Merely being “transformative” doesn’t make one a hero…certainly not if these were ‘progressive’ transformations
I don’t think there’s valid basis to criticize the Warren Court; surely its vital rulings like Miranda, Griswold, Bown v. Board of Education, Tinker, Brandenburg, and Brady were transformative in a good way, more than making up for that Court’s activist inclinations. And most historians agree that Warren, who was more politician than judge, was uniquely effective in managing the many egos on his Court.
Andrew Jackson Downing
Frederick Law Olmsted
“I get it, the only Medal of Honor recipients who count are the ones who have movies made about them.”
There are over 3,500 MoH winners in US History. They are certainly all heroes, but, as a way to cull the list down to representative examples – is there really a problem with “those who have had movies made about them”?
Movies, for all of Hollywood’s faults, have a tendency to zero in on archetypal characters that represent the larger mass of people – there can’t be too many more you have to add to capture the Medal of Honor Winners who are archetypal Americans.
(to be clear, we DO need a movie about Roy Benavidez)
But having a movie made about you is a post-event factor that should have no effect on public perception of merit.
The production of the movie reflects the greater visibility and impact on the culture that individual already had.
Alvin York, absolutely. Desmond Doss, definitely not.
My idea goes like this: First, a representative election council should be established composed of 1,000 people representing all of America. You’ll have some really smart people truly qualified to elect real heroes. But, you just have to have the totally unqualified who have the right to decide equally. One person, one vote. It’s the way things work.
Now, they create a list of all the heroes possible. Yes, Slater is there, so is Farrakhan, you get the idea: the demos decides, see? Vox populi etc etc.

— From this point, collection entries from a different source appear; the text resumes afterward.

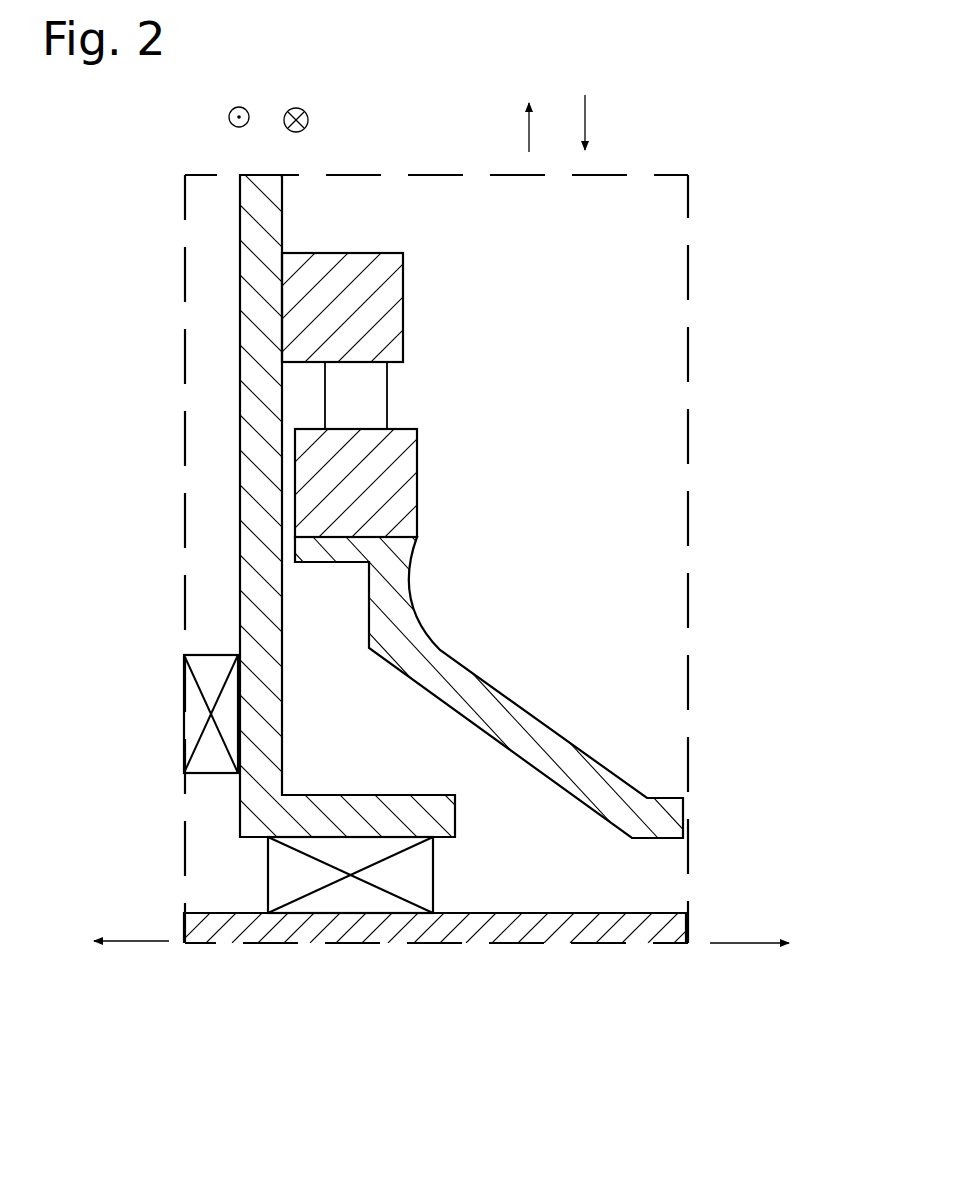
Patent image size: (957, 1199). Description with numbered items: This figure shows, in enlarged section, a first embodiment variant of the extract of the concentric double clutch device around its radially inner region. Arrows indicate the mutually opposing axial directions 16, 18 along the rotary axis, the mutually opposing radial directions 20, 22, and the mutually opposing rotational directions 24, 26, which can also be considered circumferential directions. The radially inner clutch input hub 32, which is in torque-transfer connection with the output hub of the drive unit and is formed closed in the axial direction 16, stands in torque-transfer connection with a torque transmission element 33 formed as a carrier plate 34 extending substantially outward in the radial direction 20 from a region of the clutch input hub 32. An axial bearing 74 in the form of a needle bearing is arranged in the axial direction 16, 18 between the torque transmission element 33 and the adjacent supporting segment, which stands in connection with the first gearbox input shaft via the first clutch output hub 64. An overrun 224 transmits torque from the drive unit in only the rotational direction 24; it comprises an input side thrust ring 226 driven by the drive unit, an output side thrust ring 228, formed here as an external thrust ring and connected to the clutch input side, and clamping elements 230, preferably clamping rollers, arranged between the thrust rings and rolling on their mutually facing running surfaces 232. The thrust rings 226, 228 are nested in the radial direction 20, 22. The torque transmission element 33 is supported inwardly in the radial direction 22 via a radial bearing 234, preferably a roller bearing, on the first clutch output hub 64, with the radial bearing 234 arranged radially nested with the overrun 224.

The axial direction 16 is at (745, 943).
The axial direction 18 is at (128, 941).
The radial direction 20 is at (526, 135).
The radial direction 22 is at (585, 112).
The rotational direction 24 is at (228, 117).
The rotational direction 26 is at (308, 116).
The clutch input hub 32 is at (645, 817).
The torque transmission element 33 is at (270, 507).
The carrier plate 34 is at (260, 275).
The first clutch output hub 64 is at (609, 929).
The axial bearing 74 is at (197, 715).
The overrun 224 is at (439, 395).
The input side thrust ring 226 is at (387, 469).
The output side thrust ring 228 is at (323, 321).
The clamping elements 230 is at (360, 397).
The running surfaces 232 is at (404, 366).
The radial bearing 234 is at (347, 893).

And about 2,000 statues are made. Oh why not! 5,000! And they are set up on rollers and train tracks. They build the museum, the reflecting pools, the fast-food franchises, arcades of glitter, etc., and The People come. They let them in 100 at a time. But here’s the trick: AI will have analyzed their Life History from their birth. It will know, for certain, who their True Heroes are, and then they enter the Halls of the Heroes and their heroes are wheeled out on revolving tracks! (Kind of like an American version of Plato’s Cave).

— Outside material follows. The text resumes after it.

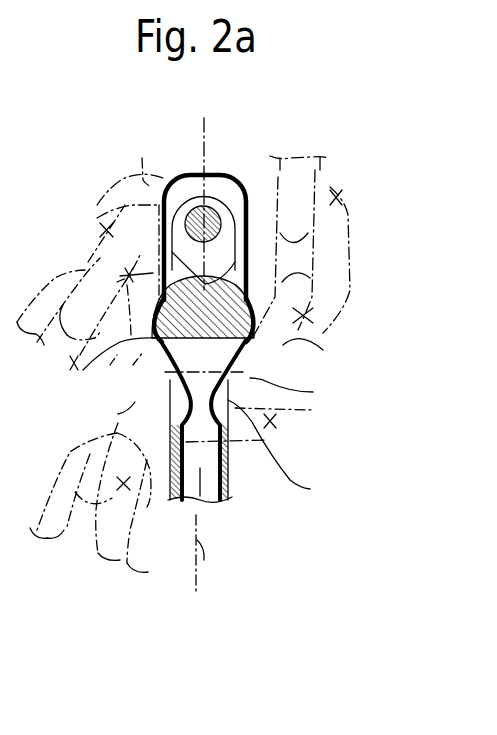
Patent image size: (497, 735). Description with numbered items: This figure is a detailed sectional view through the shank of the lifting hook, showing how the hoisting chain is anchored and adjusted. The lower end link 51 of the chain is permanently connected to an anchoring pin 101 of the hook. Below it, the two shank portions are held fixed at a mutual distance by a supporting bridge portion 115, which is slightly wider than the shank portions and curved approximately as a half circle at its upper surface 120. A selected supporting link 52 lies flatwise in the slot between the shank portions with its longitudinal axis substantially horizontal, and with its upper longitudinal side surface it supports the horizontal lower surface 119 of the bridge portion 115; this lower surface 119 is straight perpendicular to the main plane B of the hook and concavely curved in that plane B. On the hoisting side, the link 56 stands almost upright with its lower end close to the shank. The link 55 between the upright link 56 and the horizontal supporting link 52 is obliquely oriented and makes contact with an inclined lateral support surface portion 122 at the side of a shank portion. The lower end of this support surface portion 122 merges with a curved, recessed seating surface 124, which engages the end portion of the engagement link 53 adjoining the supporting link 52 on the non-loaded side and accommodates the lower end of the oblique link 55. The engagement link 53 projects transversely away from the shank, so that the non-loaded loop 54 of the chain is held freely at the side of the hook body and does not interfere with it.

OK maybe there will be some squabbles and even fist-fights. “I sure don’t recognize that hero!” But I assure you that when they come out they will declare that on the whole they have been honored and respected and their personal heroes had been presented to their satisfaction, as part of a Pantheon of Civil Religious figures of their own choices.
Early Military: Where is Daniel Morgan? Who better represented the American Revolution than Daniel Morgan? Crispus Attucks? I have read about the American Revolution in quite a few books and never seen his name (but most of those books are old). He is a footnote.
Science: Really? My list:
Benjamin Franklin, Arthur Michelson, Robert Andrews Millikan, Linus Pauling, Luther Burbank, Jonas Saulk, Edwin Hubble, Murray Gell-Mann, maybe John James Audubon, and maybe Francis Collins, although the reputations of the last 2 are in shambles (if I had to pick one, I would pick Audubon). Yes, some are on the list above, but this is my complete list.
Eli Whitney? Anyone??
Computer used to be a job title, just like dishwasher. When we made a machine to wash the dishes, the title moved to it. The same thing happened with computer.
Now, this is where the DEI people drive me mad. Doris C. Chandler ran a small group of American mathematicians and physicists that were competing with larger and much better funded (former Nazi) group to navigate Apollo to the moon and back. With a much later start, smaller group, and minimal funding, they produced a far superior solution that has been used to navigate to the moon and elsewhere in the solar system since. Why isn’t SHE honored?